Tipos de criptoativos
É importante ressaltar que as diretrizes do FMI adotam o termo "ativos cripto" (segundo uma recomendação do G-20), e categoriza os criptoativos em dois tipos básicos:
- BLCAs, que são criptoativos baseados em blockchain desenvolvidos para funcionar como instrumento de negociação, como Bitcoin, Ether, EOS, Stellar e Litecoin.
- Criptoativos que não são BLCAs (por exemplo, digital tokens).
Embora o BACEN tenha mostrado em outras oportunidade que reconhece a diferença entre tokens, criptomoedas e moedas digitais, ele não fala da distinção do FMI entre as categorias de ativos cripto para fins de estatísticas macroeconômicas.
No entanto, sem esclarecer como os tokens digitais aparecerão nas estatísticas macroeconômicas, o BACEN pode ter dificuldade em monitorar o impacto real dos criptoativos no Brasil. Isso ocorre porque a classificação de tokens digitais nas estatísticas macroeconômicas depende da categoria de tokens (tokens de pagamento, utility tokens, tokens de ativos e tokens híbridos).
Por outro lado, o BACEN anunciou que a atividade de mineração agora é tratada como um processo de produção, conforme estabelecido nas diretrizes do FMI. Como conseqüência, as taxas de transação podem ser vistas como um pagamento pelos serviços de verificação de transação. Se o pagador da taxa de transação não for residente, o mineirador estará exportando serviços de verificação de transação para um não residente.
É importante observar que a produção de mineração, de acordo com o FMI, pode ser medida como a soma da taxa de transação e dos BLCAs recém-extraídos.
Assim, a segunda parte da mineração (por exemplo, BLCAs recém-extraídos) pode ser considerada um ativo produzido resultante da mineração.
Além disso, a autoridade monetária do Brasil declarou que, por serem digitais, os criptoativos não têm registro alfandegário, mas as compras e vendas dos residentes no Brasil implicam a realização de contratos de câmbio.
A obrigação de observar regras de câmbio em transações com ativos cripto e outros instrumentos relacionados, no entanto, já havia sido expressamente enfatizada pelo BACEN em 2017.
Além disso, o comunicado do Banco Central do Brasil conclui que as estatísticas de exportação e importação de mercadorias agora também incluem compras e vendas de ativos cripto.

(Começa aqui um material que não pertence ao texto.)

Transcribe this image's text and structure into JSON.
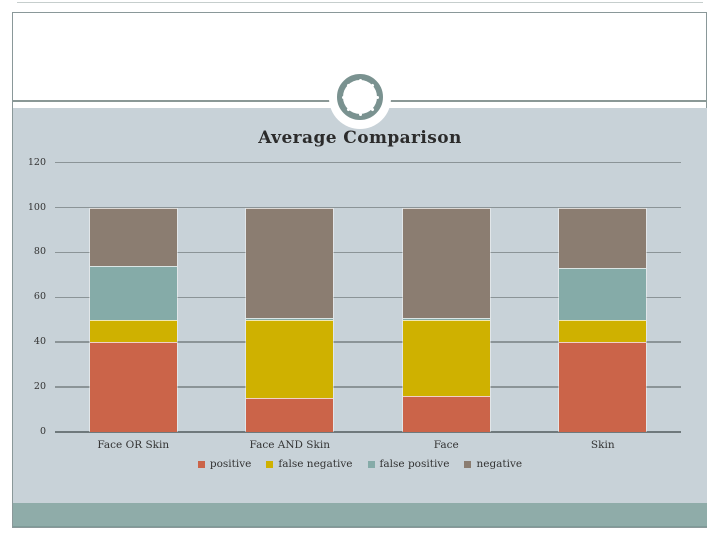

Isso se justifica porque o Brasil é um importador líquido de criptoativos, o que contribui para a redução do superávit comercial na balança do pagamento de bens.
O BACEN decidiu incluir criptoativos nas estatísticas macroeconômicas do país devido ao aumento no volume de compra e venda de ativos de criptografia no varejo e ao crescente interesse demonstrado pelo mercado financeiro tradicional?
Independentemente da resposta, é necessária uma avaliação honesta do impacto dos ativos de criptografia, identificando as novas oportunidades, competitividade, crescimento e integração social oferecidas por essa inovação.
As visões, pensamentos e opiniões expressas aqui são apenas do autor e não refletem nem representam necessariamente as visões e opiniões da Cointelegraph.
Tatiana Revoredo é diretora de estratégia da Global Strategy, especialista em estratégias de blockchain pela Universidade de Oxford, especialista em aplicativos de negócios de blockchain pelo MIT e professora de blockchain na Academia Insper e Nextlaw. Ela também é autora do livro "Criptomoedas no cenário internacional: qual é a posição dos bancos centrais, governos e autoridades sobre criptomoedas?"